I have repeatedly blogged and tweeted about the most annoying canard: that the US has stopped trying to lead, that it has become disengaged in world politics, that it is no longer doing what it once did in International Affairs.
So, I must cry out: what is the war threshold for disengaged? The US is currently involved in how many wars? Afghanistan, still. Iraq, check. Syria. Yep. This does mention other engagements that are not quite war: training the Ukrainians, sanctioning Russia, confronting the Chinese over their island creation, and on and on.

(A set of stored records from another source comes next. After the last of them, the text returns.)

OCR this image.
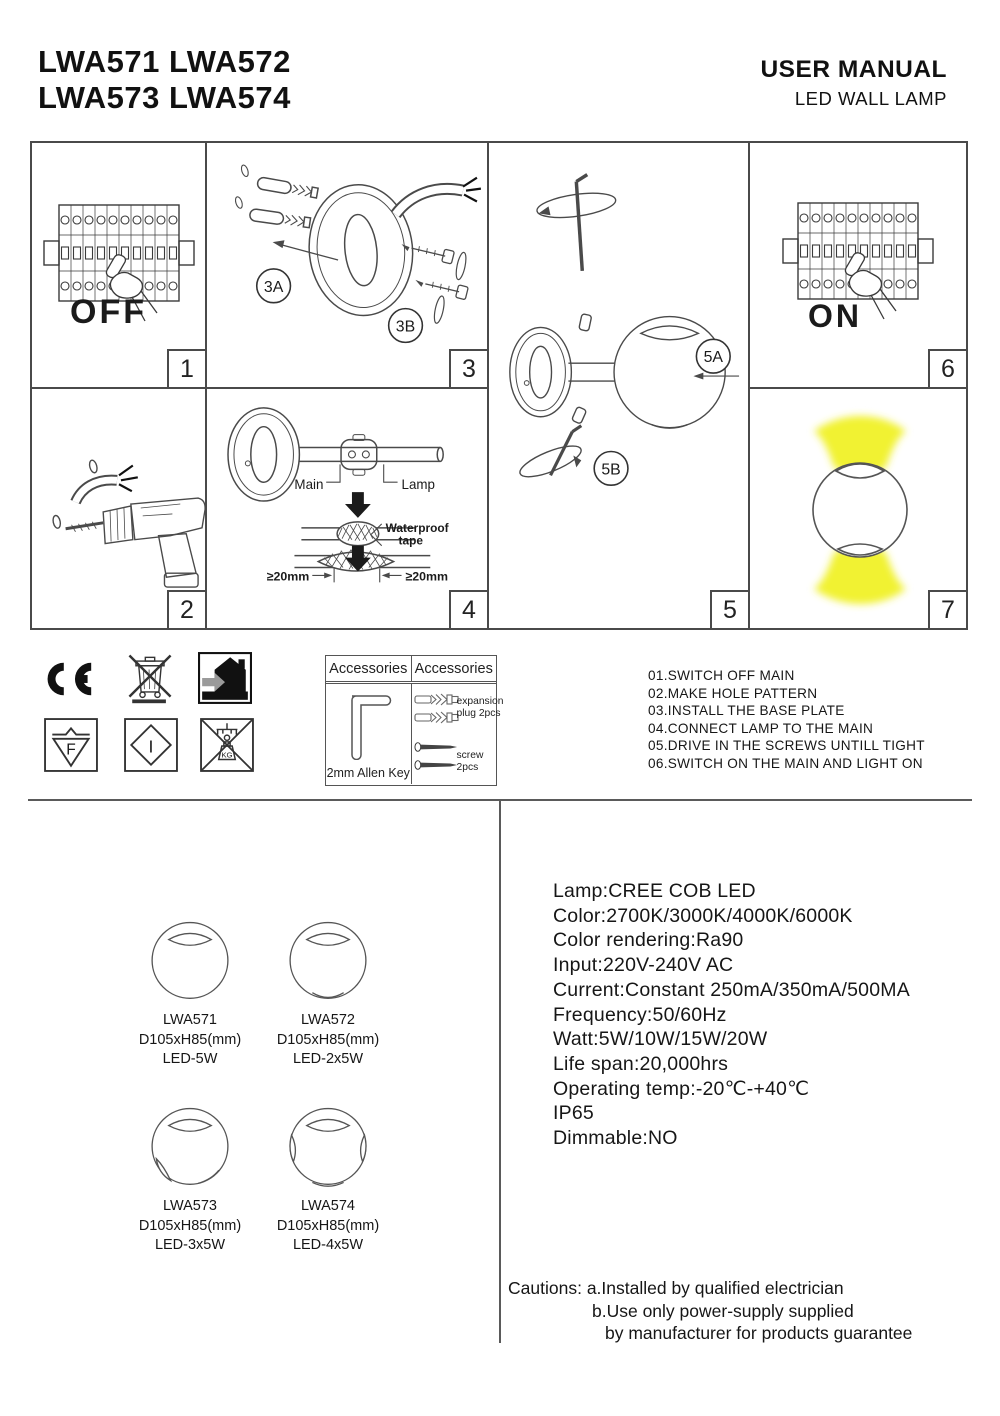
LWA571 LWA572
LWA573 LWA574
USER MANUAL
LED WALL LAMP
OFF
1
2
3A
3B
3
Main	Lamp
Waterproof
tape
≥20mm	≥20mm
4
5A
5B
5
ON
6
7
F	I	KG
Accessories Accessories
2mm Allen Key
expansion
plug 2pcs
screw 2pcs
01.SWITCH OFF MAIN
02.MAKE HOLE PATTERN
03.INSTALL THE BASE PLATE
04.CONNECT LAMP TO THE MAIN
05.DRIVE IN THE SCREWS UNTILL TIGHT
06.SWITCH ON THE MAIN AND LIGHT ON
LWA571
D105xH85(mm)
LED-5W
LWA572
D105xH85(mm)
LED-2x5W
LWA573
D105xH85(mm)
LED-3x5W
LWA574
D105xH85(mm)
LED-4x5W
Lamp:CREE COB LED
Color:2700K/3000K/4000K/6000K
Color rendering:Ra90
Input:220V-240V AC
Current:Constant 250mA/350mA/500MA
Frequency:50/60Hz
Watt:5W/10W/15W/20W
Life span:20,000hrs
Operating temp:-20℃-+40℃
IP65
Dimmable:NO
Cautions: a.Installed by qualified electrician
b.Use only power-supply supplied
by manufacturer for products guarantee
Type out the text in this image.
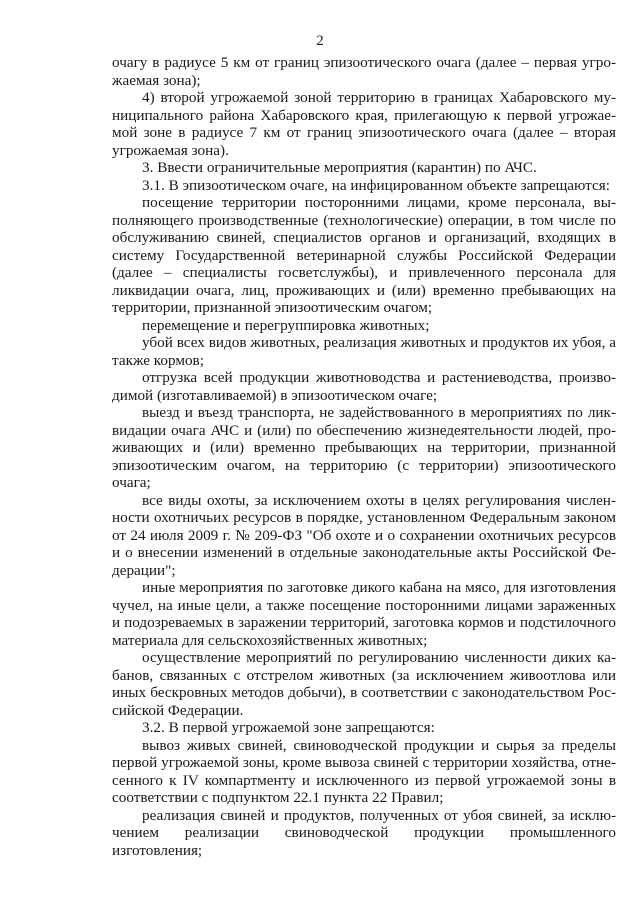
2

очагу в радиусе 5 км от границ эпизоотического очага (далее – первая угрожаемая зона);

4) второй угрожаемой зоной территорию в границах Хабаровского муниципального района Хабаровского края, прилегающую к первой угрожаемой зоне в радиусе 7 км от границ эпизоотического очага (далее – вторая угрожаемая зона).

3. Ввести ограничительные мероприятия (карантин) по АЧС.

3.1. В эпизоотическом очаге, на инфицированном объекте запрещаются:

посещение территории посторонними лицами, кроме персонала, выполняющего производственные (технологические) операции, в том числе по обслуживанию свиней, специалистов органов и организаций, входящих в систему Государственной ветеринарной службы Российской Федерации (далее – специалисты госветслужбы), и привлеченного персонала для ликвидации очага, лиц, проживающих и (или) временно пребывающих на территории, признанной эпизоотическим очагом;

перемещение и перегруппировка животных;

убой всех видов животных, реализация животных и продуктов их убоя, а также кормов;

отгрузка всей продукции животноводства и растениеводства, производимой (изготавливаемой) в эпизоотическом очаге;

выезд и въезд транспорта, не задействованного в мероприятиях по ликвидации очага АЧС и (или) по обеспечению жизнедеятельности людей, проживающих и (или) временно пребывающих на территории, признанной эпизоотическим очагом, на территорию (с территории) эпизоотического очага;

все виды охоты, за исключением охоты в целях регулирования численности охотничьих ресурсов в порядке, установленном Федеральным законом от 24 июля 2009 г. № 209-ФЗ "Об охоте и о сохранении охотничьих ресурсов и о внесении изменений в отдельные законодательные акты Российской Федерации";

иные мероприятия по заготовке дикого кабана на мясо, для изготовления чучел, на иные цели, а также посещение посторонними лицами зараженных и подозреваемых в заражении территорий, заготовка кормов и подстилочного материала для сельскохозяйственных животных;

осуществление мероприятий по регулированию численности диких кабанов, связанных с отстрелом животных (за исключением живоотлова или иных бескровных методов добычи), в соответствии с законодательством Российской Федерации.

3.2. В первой угрожаемой зоне запрещаются:

вывоз живых свиней, свиноводческой продукции и сырья за пределы первой угрожаемой зоны, кроме вывоза свиней с территории хозяйства, отнесенного к IV компартменту и исключенного из первой угрожаемой зоны в соответствии с подпунктом 22.1 пункта 22 Правил;

реализация свиней и продуктов, полученных от убоя свиней, за исключением реализации свиноводческой продукции промышленного изготовления;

Is three small wars < engagement or = disengagement?
Profanity ensues below:
For fuck sake, the US is still putting its soldiers at risk in a number of places, spending over $500 billion dollars (more than that probably) on defense, sending ships and planes hither and yon. How is this disengagement? Negotiating a multilateral arms deal is engaging. Participating in a successful trade bargaining round--the TransPacific Partnership--is engagement. Still selling plenty of arms (thanks, Sara).
The US is not isolationist unless that term has no meaning whatsoever. Disengaged? I repeat myself: For fuck sake! What does that mean?
This came up during my Trident Juncture junket, and I just could not stand it. No, the US is not the dominant force in this effort, but it is involved. The goal is getting all of the NATO countries to interoperate. If there are too many Americans, then the other allies will have fewer opportunities to learn from each other. Instead, they would just learn to play with the Americans. That is handy, but not the only way to be a multilateral effort.
Perhaps people think the US needs to engaged in bigger wars. Ok, to what end? What did we learn from the past 15 years?
Or, another way to ask this question is: what is the normal American stance? Starting from post-Vietnam, the normal stance before 9-11 was not war. Sure, an occasional short war against an easy opponent (Grenada, Panama, Iraq 1991), a few peacekeeping missions (Bosnia, Kosovo) and two freaking disasters (Lebanon, Somalia) that were supposed to be humanitarian efforts, but the steady state was a state of not war. Did we call the US disengaged in the 1980s when Reagan ran away from Lebanon? Did we call the US disengaged when Bush 41 didn't take Baghdad? Did we call the US disengaged when it only intervened in Bosnia and not Rwanda?
How did we get to the point where choosing to lessen US involvement in counter-insurgency campaigns (at which the US, frankly, sucks) = disengagement?
All I can say is: for fuck sake, the US is plenty engaged. One can argue that the various engagements are going well or poorly, can be done better or worse, but, for fuck sake, the US is not disengaged.
2 comments:
How about that those variables/concepts are meaningless/impossible to objectively measure? You don't need to quantify everything but as a concept it is pretty worthless to explaining if we can't take even a remote stab at operationalizing it.
Keep in mind that many of the folks crying "disengagement!" are American (Republican) politicians who would disagree with Obama if he called the sky blue. Never listen to politicians.
On the other hand, if there are others spouting this nonsense, that's crazy talk. It's just that I expect crazy talk from people who are campaigning.